Typhonium jonesii
- Conservation status: Endangered (EPBC Act)

Scientific classification
- Kingdom: Plantae
- Clade: Embryophytes
- Clade: Tracheophytes
- Clade: Spermatophytes
- Clade: Angiosperms
- Clade: Monocots
- Order: Alismatales
- Family: Araceae
- Genus: Typhonium
- Species: T. jonesii
- Binomial name: Typhonium jonesii A.Hay, 1993

= Typhonium jonesii =

- Genus: Typhonium
- Species: jonesii
- Authority: A.Hay, 1993
- Conservation status: EN

Species of flowering plant

Typhonium jonesii is a species of plant in the arum family that is endemic to Australia.

==Etymology==
The specific epithet jonesii honours Australian botanist David L. Jones who made valuable collections of Typhonium species in the Northern Territory in 1984.

==Description==
The species is a small, deciduous, geophytic, perennial herb, which resprouts annually from a corm about 2.5 cm in diameter. The leaf is deeply trilobed. The flower is enclosed in a pale mauve-cream spathe, appearing in December.

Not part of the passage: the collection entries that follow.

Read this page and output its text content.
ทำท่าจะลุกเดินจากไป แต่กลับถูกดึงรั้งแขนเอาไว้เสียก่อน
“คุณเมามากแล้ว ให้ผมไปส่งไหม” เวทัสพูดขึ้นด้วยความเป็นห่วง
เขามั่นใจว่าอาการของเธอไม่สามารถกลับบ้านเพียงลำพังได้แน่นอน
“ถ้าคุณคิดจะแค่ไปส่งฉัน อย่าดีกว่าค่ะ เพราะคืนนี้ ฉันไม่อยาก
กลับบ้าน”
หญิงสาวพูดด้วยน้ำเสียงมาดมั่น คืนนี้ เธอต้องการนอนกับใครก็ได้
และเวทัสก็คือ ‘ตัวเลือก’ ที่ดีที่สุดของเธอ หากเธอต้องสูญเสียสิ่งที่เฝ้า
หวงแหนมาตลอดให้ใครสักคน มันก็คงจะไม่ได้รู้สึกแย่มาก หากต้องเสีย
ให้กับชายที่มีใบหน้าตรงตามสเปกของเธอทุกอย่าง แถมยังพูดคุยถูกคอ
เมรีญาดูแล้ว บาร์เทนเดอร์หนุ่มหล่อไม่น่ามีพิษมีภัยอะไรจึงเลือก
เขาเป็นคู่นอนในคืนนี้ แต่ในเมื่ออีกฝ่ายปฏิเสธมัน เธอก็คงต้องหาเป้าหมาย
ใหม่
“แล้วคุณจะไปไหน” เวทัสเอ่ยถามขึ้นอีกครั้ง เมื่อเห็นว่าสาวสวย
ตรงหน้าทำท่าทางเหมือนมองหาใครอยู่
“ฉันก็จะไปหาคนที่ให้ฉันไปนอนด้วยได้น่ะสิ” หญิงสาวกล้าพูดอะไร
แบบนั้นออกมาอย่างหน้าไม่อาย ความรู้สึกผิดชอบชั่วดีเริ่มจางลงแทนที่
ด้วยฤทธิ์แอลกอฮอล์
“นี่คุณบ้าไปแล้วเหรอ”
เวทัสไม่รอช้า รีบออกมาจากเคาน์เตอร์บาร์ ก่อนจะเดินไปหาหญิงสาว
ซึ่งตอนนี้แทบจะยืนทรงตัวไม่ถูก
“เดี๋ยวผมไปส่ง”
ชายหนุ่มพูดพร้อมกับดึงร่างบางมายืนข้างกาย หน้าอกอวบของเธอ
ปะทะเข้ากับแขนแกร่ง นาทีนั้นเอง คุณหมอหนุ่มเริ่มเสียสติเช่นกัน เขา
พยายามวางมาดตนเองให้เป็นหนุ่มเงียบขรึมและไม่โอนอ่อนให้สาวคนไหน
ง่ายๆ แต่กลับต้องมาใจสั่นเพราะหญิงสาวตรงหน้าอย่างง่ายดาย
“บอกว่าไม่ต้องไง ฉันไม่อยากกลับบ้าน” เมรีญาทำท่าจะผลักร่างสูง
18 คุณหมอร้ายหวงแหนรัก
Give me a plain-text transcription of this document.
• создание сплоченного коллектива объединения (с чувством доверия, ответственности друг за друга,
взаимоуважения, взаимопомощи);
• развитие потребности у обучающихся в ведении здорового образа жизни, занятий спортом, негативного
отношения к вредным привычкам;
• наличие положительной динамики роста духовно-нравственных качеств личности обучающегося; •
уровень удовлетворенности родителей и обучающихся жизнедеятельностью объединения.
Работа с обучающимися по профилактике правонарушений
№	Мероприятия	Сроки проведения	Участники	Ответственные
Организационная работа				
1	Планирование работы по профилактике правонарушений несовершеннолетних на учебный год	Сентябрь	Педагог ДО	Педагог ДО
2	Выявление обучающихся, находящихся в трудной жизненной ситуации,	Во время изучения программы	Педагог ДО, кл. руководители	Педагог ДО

==Distribution and habitat==
The species is only known from the Tiwi Islands, off the northern coast of the tropical Top End of the Northern Territory. It is found in eucalypt woodland and rainforest on rocky hills and in plantations.

==Conservation==
The species is listed as Endangered under Australia's EPBC Act. The main potential threats include land clearing for forestry, habitat disturbance by feral animals such as water buffalos, horses, pigs and cattle, weed invasion by mission grass and gamba grass, and inappropriate fire regimes.